Ты — карлик рядом с родом великанов,
сраженный страхом дня, и скорбью ночи,
и фальшью душ — и только падший ангел
поэзии, раскрыв, раскинув крылья,
тебя сумеет, может быть, спасти.
Идешь навстречу мукам, чтоб пронзили
тебя шипами родины погибшей,
чтоб задушили гомоном отелей,
где все гниет в вонючем море виски.
Идешь в ничто, забытый целым миром,
и ты не видишь мрамор Хуареса
и лавры, опозоренные смехом
мошенников различного калибра;
преследуют тебя, идут по следу
азалии из штата Алабама,
магнолии с горячей Миссисипи,
спешат политиканы-пеликаны
и розы из садов Луизианы,
ромашки, незабудки и фиалки
из Тéхаса, Миссури, Иллинойса…
И миллионы Библий, что похожи
на миллионы мертвых голубей…
Ты смотришь на деревья и мечтаешь
о непорочности вещей любимых,
о чистой доброте старинных улиц
с их смехом древним, с молнией, упавшей
на кожу, позлащенную любовью
смеющегося, ласкового солнца…
Друзей ты видишь, а друзья похожи
на тень друзей, на тень герани, розы,
на лавра тень, бескровную, как траур.
Что за страна, в которой жить пришлось нам?
Где волшебство спокойствия, где чудо
той тишины, где все любви подвластно?
Нас столько миллионов — неужели
нам по-английски надо говорить?
Сам спросишь — сам ответа избегаешь,
как тело — раскаленного гвоздя…
Ведь все горит как будто, все пылает,
а между тем, все — прах, все — куча пепла:
в походке девушек, гармонии лишенной,
надушенного тлена клокотанье,
плач по судьбе на юношеских лицах
и вялая игра с недальней смертью
в померкнувших глазах у пожилых.
Все будто бы пылает, словно крепость,
огнем и кровью взятая.
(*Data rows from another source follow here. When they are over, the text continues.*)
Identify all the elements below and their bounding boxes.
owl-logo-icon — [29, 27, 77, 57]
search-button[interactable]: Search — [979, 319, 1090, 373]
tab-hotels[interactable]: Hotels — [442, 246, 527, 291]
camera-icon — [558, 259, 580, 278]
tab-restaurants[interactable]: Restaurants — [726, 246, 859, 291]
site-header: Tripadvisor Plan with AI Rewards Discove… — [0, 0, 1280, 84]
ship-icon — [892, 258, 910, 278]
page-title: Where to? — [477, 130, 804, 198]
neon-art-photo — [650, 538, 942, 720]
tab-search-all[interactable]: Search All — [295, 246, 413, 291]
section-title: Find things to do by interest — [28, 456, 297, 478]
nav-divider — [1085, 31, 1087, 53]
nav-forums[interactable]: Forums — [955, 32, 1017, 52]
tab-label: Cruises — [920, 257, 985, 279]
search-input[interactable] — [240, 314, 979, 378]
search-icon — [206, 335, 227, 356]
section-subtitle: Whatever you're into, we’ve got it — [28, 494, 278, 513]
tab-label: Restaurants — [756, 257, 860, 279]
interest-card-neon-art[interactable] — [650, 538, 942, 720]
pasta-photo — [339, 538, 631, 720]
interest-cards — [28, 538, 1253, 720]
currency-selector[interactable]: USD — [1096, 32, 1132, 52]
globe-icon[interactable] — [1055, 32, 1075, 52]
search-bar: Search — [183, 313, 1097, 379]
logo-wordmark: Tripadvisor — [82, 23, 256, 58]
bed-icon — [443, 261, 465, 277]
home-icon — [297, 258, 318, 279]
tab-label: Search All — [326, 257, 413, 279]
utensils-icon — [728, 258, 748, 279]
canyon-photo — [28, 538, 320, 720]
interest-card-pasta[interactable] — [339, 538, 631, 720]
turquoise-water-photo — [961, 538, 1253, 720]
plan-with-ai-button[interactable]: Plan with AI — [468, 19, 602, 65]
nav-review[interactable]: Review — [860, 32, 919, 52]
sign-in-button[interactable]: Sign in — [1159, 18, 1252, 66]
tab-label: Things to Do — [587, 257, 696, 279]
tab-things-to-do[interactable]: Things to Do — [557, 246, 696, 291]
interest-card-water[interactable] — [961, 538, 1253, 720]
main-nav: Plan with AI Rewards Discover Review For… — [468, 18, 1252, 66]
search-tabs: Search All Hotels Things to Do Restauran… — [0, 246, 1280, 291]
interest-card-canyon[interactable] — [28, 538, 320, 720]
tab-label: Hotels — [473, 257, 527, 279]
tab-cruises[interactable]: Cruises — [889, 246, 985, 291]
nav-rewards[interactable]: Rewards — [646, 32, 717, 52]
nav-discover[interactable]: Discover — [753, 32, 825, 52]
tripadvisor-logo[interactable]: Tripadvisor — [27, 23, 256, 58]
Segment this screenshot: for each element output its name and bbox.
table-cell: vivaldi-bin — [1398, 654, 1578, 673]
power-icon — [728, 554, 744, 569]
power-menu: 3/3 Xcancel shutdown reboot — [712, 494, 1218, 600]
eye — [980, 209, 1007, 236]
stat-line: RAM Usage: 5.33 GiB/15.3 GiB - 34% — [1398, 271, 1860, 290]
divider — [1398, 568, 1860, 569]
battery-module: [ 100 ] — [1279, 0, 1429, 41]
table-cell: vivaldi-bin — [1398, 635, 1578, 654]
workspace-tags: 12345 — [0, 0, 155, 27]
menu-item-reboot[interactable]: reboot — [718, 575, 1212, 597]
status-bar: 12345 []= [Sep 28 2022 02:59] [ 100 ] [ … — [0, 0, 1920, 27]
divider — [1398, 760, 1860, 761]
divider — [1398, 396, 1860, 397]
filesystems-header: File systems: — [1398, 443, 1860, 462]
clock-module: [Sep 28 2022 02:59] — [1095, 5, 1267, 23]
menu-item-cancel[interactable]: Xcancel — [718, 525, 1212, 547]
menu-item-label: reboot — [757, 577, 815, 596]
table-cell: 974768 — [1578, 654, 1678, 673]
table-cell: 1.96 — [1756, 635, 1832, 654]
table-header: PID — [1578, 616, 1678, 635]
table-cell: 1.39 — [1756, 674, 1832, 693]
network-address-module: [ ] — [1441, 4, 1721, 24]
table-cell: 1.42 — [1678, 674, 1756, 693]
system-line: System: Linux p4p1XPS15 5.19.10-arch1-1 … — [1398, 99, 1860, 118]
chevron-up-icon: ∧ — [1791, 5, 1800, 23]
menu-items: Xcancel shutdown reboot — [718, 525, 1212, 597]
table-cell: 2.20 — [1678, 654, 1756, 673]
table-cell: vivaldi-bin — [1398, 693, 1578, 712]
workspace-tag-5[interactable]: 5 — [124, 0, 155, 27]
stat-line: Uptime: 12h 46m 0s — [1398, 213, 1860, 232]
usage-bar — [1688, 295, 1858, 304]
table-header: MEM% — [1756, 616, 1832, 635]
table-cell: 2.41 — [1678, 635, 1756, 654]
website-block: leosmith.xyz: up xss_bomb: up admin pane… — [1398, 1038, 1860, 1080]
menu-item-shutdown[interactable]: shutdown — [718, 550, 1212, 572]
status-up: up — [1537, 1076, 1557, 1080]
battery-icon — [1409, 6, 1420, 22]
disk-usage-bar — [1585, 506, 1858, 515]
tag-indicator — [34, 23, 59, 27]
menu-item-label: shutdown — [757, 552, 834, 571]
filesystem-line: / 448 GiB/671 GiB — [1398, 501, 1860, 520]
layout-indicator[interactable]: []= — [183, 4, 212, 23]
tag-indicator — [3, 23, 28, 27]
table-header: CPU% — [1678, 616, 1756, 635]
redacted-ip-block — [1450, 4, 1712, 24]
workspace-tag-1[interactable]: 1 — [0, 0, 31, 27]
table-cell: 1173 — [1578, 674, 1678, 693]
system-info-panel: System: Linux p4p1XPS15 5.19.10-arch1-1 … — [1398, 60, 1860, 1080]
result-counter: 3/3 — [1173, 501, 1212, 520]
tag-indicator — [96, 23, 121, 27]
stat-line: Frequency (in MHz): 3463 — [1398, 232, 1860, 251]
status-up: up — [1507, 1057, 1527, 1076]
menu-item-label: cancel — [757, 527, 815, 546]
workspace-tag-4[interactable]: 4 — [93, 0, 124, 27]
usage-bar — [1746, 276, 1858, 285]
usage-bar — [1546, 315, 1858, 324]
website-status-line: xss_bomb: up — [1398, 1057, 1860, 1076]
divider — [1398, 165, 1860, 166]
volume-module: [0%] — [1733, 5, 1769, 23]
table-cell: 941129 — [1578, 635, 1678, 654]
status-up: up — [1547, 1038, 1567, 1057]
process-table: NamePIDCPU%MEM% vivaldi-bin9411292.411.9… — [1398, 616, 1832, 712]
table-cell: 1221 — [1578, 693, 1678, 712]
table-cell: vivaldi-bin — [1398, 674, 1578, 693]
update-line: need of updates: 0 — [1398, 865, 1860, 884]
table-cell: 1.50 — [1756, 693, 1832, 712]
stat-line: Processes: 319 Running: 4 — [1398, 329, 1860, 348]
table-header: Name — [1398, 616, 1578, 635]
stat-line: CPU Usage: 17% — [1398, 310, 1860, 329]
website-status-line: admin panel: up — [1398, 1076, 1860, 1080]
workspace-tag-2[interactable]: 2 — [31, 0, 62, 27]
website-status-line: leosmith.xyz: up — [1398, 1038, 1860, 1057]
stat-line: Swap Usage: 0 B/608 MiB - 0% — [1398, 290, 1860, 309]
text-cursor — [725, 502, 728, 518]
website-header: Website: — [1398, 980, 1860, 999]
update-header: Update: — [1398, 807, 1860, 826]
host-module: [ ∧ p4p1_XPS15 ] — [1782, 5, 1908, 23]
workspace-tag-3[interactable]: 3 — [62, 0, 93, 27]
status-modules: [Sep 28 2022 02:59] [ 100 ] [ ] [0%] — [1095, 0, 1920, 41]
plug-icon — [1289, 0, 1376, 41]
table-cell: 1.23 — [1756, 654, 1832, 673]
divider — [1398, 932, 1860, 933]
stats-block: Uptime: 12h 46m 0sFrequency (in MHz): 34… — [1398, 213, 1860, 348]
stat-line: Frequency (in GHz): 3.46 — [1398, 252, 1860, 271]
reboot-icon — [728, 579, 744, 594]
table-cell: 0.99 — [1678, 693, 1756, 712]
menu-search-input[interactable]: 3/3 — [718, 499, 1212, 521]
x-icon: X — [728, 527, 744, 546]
И сердце
пейзажем этим пахнет. Пахнет воздух
иссохшими телами мертвых мыслей.
Поэты пахнут мрамором и бронзой.
И медленно все это догорает,
как на большом кладбищенском костре.
Все словно умирает постепенно.
Все — пыль, сто раз истертая ногами.
Отчизна — пыль, хотя она должна быть
живою плотью… Нет ее! Из сердца
ее изъяли, вырвали, а сердце
опустошенное — под каблуком.
Бежать, бежать от буйволов свирепых,
все растоптавших, от всесильной злобы
тельца златого, карлика-тирана,
республики, все взявшей, все купившей, —
озера, электричество и банки;
бессмысленно уже взывать к Линкольну
и незачем глядеть на Хуареса —
топор врага обоих обезглавил,
нет уваженья ни к какому миру,
нет уваженья ни к какой любви.
Нет уваженья к воздуху, которым
мы дышим все, ни к женщине любимой,
ни даже к сочиненному тобою
стихотворенью… Это оттого, что
нет милосердья к родине, в которой
течет страдальцев праведная кровь.
Да, братья, все, все кажется погибшим,
покуда в нашем Мехико — простите,
в Мехико-Сити! — дикари надменно
шагают по проспекту Хуареса:
туристы — знатоки киноискусства,
вздыхатели об «унесенных ветром»,
и гангстеры-убийцы, и «Мисс Тéхас»,
миллионерши-психопатки (сотни
разводов за плечами!) — все поганят
и топчут красоту и пожирают
«Молитву Гетесберга», и страницы
Уитмена, и чаплинские фильмы,
и паспорт Поля Робсона, а после
тебя бросают тут же, на асфальте,
с разорванным английской речью слухом,
с открыткою Чапультепéка, смятой
в ненужный и беспомощный комок…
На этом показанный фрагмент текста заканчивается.